Swift Current passes motion to allow residents and businesses to receive funding from Provincial Disaster Assistance Program

Swift Current Mayor Denis Perrault spoke during a special meeting where the city passed a resolution to allow businesses and homeowners apply for funding through the Provincial Disaster Assistance Program.

Swift Current City Council held a special council meeting this noon hour in order to approve a motion allowing for individuals and businesses to seek assistance through the Provincial Disaster Assistance Program.

Council unanimously approved a motion to be designated as an eligible assistance area and apply to the Ministry of Government Relations in order to access funding from the PDAP. The provincial fund provides financial assistance for restoring essential services and property, with council making the application in response to the substantial damages across the community from the flash flooding which occurred throughout the community after heavy rains fell on Tuesday, June 18. The extreme rainfall was rated as a one in 200 year plus event.

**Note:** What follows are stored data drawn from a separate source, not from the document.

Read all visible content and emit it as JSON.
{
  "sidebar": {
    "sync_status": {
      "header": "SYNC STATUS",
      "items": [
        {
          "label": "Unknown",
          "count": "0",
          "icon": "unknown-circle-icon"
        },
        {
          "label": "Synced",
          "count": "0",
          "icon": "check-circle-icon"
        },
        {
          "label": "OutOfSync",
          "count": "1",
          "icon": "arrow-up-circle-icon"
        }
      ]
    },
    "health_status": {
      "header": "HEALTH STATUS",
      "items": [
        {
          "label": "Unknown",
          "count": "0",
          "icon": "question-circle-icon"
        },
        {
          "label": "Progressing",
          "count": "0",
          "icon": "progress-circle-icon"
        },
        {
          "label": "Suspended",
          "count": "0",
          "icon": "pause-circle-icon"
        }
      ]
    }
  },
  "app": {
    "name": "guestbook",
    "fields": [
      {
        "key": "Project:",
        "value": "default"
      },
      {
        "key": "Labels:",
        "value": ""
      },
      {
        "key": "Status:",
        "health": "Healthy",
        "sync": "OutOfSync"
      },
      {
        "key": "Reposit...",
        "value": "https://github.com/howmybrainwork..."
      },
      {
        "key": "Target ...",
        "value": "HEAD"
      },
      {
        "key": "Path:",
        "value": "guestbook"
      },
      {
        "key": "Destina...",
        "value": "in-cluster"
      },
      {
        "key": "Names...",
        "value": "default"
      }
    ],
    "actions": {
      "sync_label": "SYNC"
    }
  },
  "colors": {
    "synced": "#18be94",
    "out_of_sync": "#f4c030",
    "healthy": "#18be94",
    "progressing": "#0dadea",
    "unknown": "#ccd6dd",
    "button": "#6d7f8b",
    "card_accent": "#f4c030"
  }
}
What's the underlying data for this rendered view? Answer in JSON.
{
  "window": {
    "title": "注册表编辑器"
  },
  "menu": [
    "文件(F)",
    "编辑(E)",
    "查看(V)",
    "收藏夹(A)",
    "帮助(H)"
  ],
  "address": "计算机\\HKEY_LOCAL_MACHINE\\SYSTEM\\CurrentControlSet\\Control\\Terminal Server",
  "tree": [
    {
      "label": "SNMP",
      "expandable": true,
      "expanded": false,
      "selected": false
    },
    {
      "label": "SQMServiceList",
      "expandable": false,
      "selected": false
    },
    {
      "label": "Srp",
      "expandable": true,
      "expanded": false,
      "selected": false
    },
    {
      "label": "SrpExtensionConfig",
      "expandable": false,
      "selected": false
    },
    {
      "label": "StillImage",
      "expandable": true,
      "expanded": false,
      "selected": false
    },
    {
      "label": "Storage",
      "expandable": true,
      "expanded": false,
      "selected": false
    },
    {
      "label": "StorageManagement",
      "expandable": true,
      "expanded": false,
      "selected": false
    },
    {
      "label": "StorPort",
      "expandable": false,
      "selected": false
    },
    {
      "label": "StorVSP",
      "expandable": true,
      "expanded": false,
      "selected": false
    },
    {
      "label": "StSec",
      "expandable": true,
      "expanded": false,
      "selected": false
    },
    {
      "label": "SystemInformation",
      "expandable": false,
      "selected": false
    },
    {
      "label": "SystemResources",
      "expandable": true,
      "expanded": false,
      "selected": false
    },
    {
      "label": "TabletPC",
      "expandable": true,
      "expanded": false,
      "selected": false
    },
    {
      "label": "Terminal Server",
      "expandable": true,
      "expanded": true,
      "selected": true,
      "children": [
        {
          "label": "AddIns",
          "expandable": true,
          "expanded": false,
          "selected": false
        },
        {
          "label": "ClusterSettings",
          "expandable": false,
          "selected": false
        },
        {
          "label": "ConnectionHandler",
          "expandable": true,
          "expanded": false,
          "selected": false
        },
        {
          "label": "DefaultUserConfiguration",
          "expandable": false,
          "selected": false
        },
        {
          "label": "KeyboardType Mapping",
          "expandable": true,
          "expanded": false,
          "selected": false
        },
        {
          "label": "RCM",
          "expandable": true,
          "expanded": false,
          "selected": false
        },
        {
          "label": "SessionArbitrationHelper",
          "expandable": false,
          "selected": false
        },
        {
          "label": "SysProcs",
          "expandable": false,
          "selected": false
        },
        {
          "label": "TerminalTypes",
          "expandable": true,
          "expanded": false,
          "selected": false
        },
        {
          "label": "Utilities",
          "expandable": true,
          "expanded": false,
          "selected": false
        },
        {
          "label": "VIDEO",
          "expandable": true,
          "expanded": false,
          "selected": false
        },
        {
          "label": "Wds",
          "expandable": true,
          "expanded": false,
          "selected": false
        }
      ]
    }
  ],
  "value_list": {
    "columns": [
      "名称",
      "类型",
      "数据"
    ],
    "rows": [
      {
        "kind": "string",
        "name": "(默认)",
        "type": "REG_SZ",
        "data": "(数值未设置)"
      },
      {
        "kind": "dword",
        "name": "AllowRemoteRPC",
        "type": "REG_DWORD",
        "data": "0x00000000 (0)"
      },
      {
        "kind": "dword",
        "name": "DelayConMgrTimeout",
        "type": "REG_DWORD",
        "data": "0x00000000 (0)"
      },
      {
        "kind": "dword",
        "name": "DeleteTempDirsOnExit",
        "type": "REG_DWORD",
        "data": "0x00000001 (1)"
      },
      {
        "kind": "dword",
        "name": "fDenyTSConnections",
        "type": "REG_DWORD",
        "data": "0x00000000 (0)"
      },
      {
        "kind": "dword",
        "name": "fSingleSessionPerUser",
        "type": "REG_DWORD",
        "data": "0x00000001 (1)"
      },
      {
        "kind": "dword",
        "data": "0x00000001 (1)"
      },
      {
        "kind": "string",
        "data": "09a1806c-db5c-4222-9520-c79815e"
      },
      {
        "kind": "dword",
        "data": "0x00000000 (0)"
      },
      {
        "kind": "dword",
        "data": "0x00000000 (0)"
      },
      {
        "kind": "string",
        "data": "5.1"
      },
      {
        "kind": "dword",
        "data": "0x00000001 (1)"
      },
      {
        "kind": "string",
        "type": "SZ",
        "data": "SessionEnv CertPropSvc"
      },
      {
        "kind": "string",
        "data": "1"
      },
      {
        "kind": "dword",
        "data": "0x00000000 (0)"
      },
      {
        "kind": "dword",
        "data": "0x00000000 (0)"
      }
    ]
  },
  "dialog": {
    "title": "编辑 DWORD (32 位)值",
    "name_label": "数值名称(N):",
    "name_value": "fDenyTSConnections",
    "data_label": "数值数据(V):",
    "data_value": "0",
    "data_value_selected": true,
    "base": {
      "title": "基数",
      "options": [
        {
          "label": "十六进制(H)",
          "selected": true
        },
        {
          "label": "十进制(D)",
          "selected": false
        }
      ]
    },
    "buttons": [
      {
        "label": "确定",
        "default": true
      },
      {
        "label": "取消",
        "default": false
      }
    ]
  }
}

“Under the Provincial Disaster Assistance Program the city has to make an application before anybody who has sustained damage from flooding can apply for it. We could have done this at the next regularly scheduled meeting (July 15) of council, but then that would have meant that everybody would have had to wait. We felt that based on what happened, that it would be better if people could make application immediately while the damages are fresh,” explained Tim Marcus, Chief Administrative Officer for the City of Swift Current.

A number of businesses and city residences experienced water damage as a result of rainfall amounts of five to 10 centimetres (two to four inches) which were reported at various spots in the community.

PDAP funding applications are available for businesses or homes that received over $5,000 in damages, and that damage is not covered by insurance.

“People that suffered damage can come get an application form at the Planning Desk at City Hall, fill it out and submit it to the province. And if they meet all the criteria, they should be eligible for funding,” he explained.

Marcus noted that during the extreme rainfall event in 2016, which was less than the current rainfall totals, there were about 10 applicants that received assistance through the program.

Swift Current CAO Tim Marcus spoke during a special meeting where the city passed a resolution to allow businesses and homeowners apply for funding through the Provincial Disaster Assistance Program.

Tuesday’s late afternoon rainfall was an unprecedented weather event which was amongst the worst in city history. Marcus admitted he has not seen a heavier rainfall during his time in Swift Current.

“No I can’t. People who have worked here for longer than I have can’t remember a volume of that amount in that short of a time. I’m not sure if we’ve even ever had one where we would have gotten four inches in a little over an hour.”

He added that the city storm drain system was overwhelmed by the sheer volume of rain that fell.

“When it comes down that fast it rushes past all the catch basins and just pools,” he said. “Once the pipe is full there is no way you can get rid of the water until it dissipates on its own. It would be impossible to build a storm system to handle the volume of water like four inches of rain in a little over an hour. It’s just not feasible.”

There were various impacts caused by Tuesday’s rain, and the additional rainfall which occurred on Wednesday afternoon.

Services at the E.I. Wood building had been suspended on Wednesday and Thursday by the Saskatchewan Health Authority as a result of the localized flooding which impacted the facility. However services and client appointments will resume as of 8 a.m. on Friday.

Mayor Denis Perrault extended his appreciation for the city crews who spent long hours assisting with clean up efforts. Additional work was also put in by emergency services workers in the Fire Department, EMS and RCMP to make the community safe during that time period.

“I want to say thank you for the sacrifices they made to their family, to their friends, in order to keep all of us safe, which the entire time that was their priority as well as ours, which was public safety.”

He also extended his appreciation to local remediation companies and contractors who were quick to lend a hand.

“Thank you to all those who reached out to offer support when needed, either with equipment or with men and women.”

As a cautionary message, Perrault also reminded pedestrians to avoid walking in flooded areas, and for vehicles to not risk driving through high water areas.

“Just to remind our pedestrians and motorist, if you do see an event like this and you are encouraged to stay off the roads, please do so. We saw many videos, and I’m sure all of us did as well, where vehicles were going at a pretty good clip throughout some pretty flooded areas and it definitely did not help any.”